Twelve months can feel like a lifetime in markets—but for Commonwealth Bank of Australia (CBA), it’s been a year of rising profits, higher fully franked dividends, and a share price that outperformed the broader index. Here’s a clear, numbers‑first look at what a one‑year holding would have delivered as of mid‑September 2025, and what’s been driving the result.
The one‑year scorecard
- Share price move: CBA traded near $153 in early September 2024 and around $168–169 in early September 2025, a capital gain of roughly 10% over twelve months on headline prices. Intra‑period highs reached $192 in FY25 before consolidating.
- Dividends received: Over the last year, CBA paid $2.50 (final FY24, Sept 2024), $2.25 (interim FY25, Mar 2025), and $2.60 (final FY25, Sept 2025), all fully franked—total cash dividends of $7.35 per share. Timing depends on purchase/ex‑div dates, but a holder spanning the full year captured the trio.
- Total return (simplified): Combining ~$15 capital gain per share and ~$7.35 dividends implies about $22.35 per share in one year before franking credits—equating to an indicative total return in the mid‑teens to high‑teens percentage range depending on exact entry/exit dates and dividend eligibility.
Note: Precise personal outcomes hinge on the exact purchase date, whether the initial Sept 2024 dividend was captured, DRP participation, and brokerage.
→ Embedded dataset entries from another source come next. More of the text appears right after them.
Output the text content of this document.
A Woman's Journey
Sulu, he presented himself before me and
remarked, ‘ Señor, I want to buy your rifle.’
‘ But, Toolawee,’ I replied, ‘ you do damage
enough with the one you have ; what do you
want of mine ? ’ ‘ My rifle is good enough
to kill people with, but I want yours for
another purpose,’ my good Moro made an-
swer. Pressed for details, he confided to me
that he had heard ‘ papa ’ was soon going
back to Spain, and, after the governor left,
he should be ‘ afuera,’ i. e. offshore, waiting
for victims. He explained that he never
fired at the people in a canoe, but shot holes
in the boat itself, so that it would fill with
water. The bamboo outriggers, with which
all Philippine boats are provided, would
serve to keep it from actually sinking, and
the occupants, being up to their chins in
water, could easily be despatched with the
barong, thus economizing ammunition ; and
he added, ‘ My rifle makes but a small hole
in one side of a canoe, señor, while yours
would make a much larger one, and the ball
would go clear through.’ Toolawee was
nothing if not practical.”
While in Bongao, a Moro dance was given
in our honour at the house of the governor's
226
The figures above illustrate direction and scale.
Why CBA delivered
- Earnings rose: FY25 net profit came in at $10.12 billion (+8% YoY), with net operating income up 5% and cash EPS up 4% year on year; ROE remained in the mid‑teens. The bank balanced volume growth with disciplined costs, supporting profit expansion.
- Dividend growth: The Board lifted the final dividend to A$2.60 per share, taking FY25 dividends to $4.85 per share, fully franked—up from $4.65 in FY24—reflecting resilient earnings and capital strength.
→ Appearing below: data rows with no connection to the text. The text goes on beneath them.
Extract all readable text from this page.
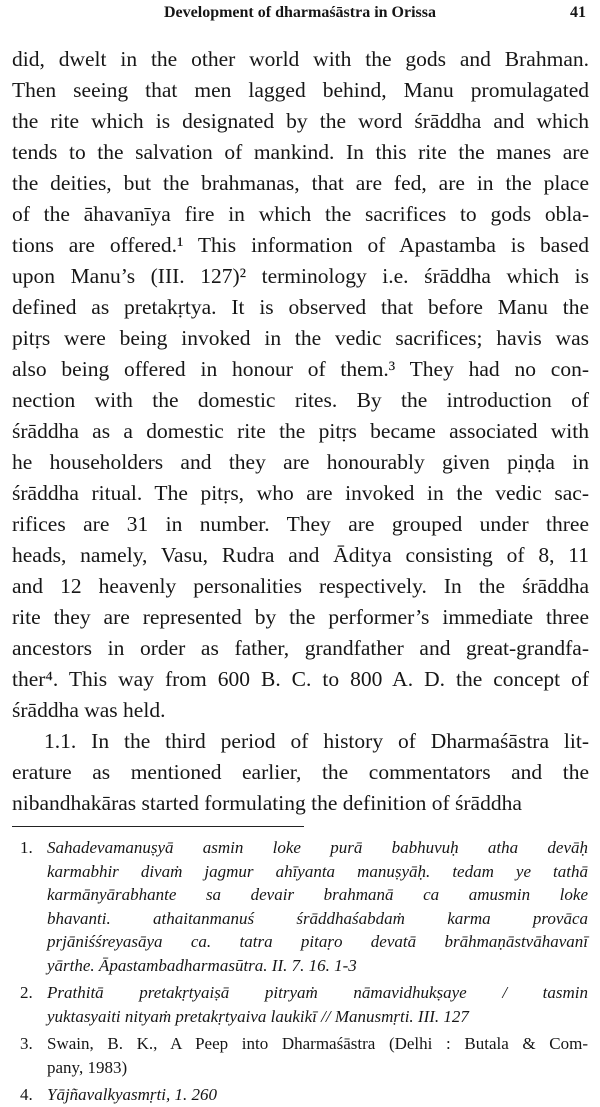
Development of dharmaśāstra in Orissa	41

did, dwelt in the other world with the gods and Brahman.
Then seeing that men lagged behind, Manu promulagated
the rite which is designated by the word śrāddha and which
tends to the salvation of mankind. In this rite the manes are
the deities, but the brahmanas, that are fed, are in the place
of the āhavanīya fire in which the sacrifices to gods obla-
tions are offered.¹ This information of Apastamba is based
upon Manu’s (III. 127)² terminology i.e. śrāddha which is
defined as pretakṛtya. It is observed that before Manu the
pitṛs were being invoked in the vedic sacrifices; havis was
also being offered in honour of them.³ They had no con-
nection with the domestic rites. By the introduction of
śrāddha as a domestic rite the pitṛs became associated with
he householders and they are honourably given piṇḍa in
śrāddha ritual. The pitṛs, who are invoked in the vedic sac-
rifices are 31 in number. They are grouped under three
heads, namely, Vasu, Rudra and Āditya consisting of 8, 11
and 12 heavenly personalities respectively. In the śrāddha
rite they are represented by the performer’s immediate three
ancestors in order as father, grandfather and great-grandfa-
ther⁴. This way from 600 B. C. to 800 A. D. the concept of
śrāddha was held.

1.1. In the third period of history of Dharmaśāstra lit-
erature as mentioned earlier, the commentators and the
nibandhakāras started formulating the definition of śrāddha

1. Sahadevamanuṣyā asmin loke purā babhuvuḥ atha devāḥ
karmabhir divaṁ jagmur ahīyanta manuṣyāḥ. tedam ye tathā
karmānyārabhante sa devair brahmanā ca amusmin loke
bhavanti. athaitanmanuś śrāddhaśabdaṁ karma provāca
prjāniśśreyasāya ca. tatra pitaṛo devatā brāhmaṇāstvāhavanī
yārthe. Āpastambadharmasūtra. II. 7. 16. 1-3
2. Prathitā pretakṛtyaiṣā pitryaṁ nāmavidhukṣaye / tasmin
yuktasyaiti nityaṁ pretakṛtyaiva laukikī // Manusmṛti. III. 127
3. Swain, B. K., A Peep into Dharmaśāstra (Delhi : Butala & Com-
pany, 1983)
4. Yājñavalkyasmṛti, 1. 260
- Share performance: Even after a pullback post‑results on valuation concerns, the one‑year price trend remained positive, materially ahead of many peers due to perceived franchise quality and consistent capital returns.
What a hypothetical $10,000 looked like
- Starting point: At ~$153 per share a year ago, $10,000 would have bought roughly 65 shares (ignoring brokerage).
- Dividends: Cash dividends over the year of $7.35 per share would total about $478 for 65 shares, before franking credits.
- Valuation today: At ~A$168 per share, those 65 shares would be worth ~$10,920, plus the ~A$478 cash dividends received—roughly $11,398 in total value before franking, implying a high‑teens percentage return depending on precise dates.
Again, eligibility for the September 2024 dividend hinges on owning shares before the August 2024 ex‑date. Adjust accordingly for exact transactions.
The drivers under the hood
- Operating momentum: Net operating income $28.29 billion (+5% YoY), underpinned by volume growth in home and business lending and stable deposit franchise economics; NIM held around 2.08% with slight expansion through the year.
- Capital returns: Fully franked semiannual dividends remained the core mechanism, with consistent scheduling (ex‑dates typically in August and February, payments in September and March).
- Risk profile: Credit quality stayed benign, supporting low impairment charges and solid earnings conversion into dividends.
What could shape the next year
- Margin glide path: Future rate moves and deposit competition will influence NIM. Watch FY26 updates for guidance on funding mix and asset pricing.
- Capital and payout: The $4.85 FY25 dividend establishes a high base; payout sustainability depends on earnings resilience and capital needs. Calendar reminders for ex‑dates help capture distributions.
- Valuation context: CBA trades at a premium to peers due to franchise quality and returns; share performance can be sensitive to result‑day expectations even when fundamentals are sound.
Bottom line
Over the last year, a CBA holding delivered a double benefit: share price appreciation and rising, fully franked dividends that together produced a robust total return. Strong FY25 profits and a higher final dividend did the heavy lifting, while the franchise’s scale and balance sheet helped sustain confidence even as the stock consolidated from record highs. For income‑tilted investors, the last twelve months validated the case for quality banks in a changing rate cycle.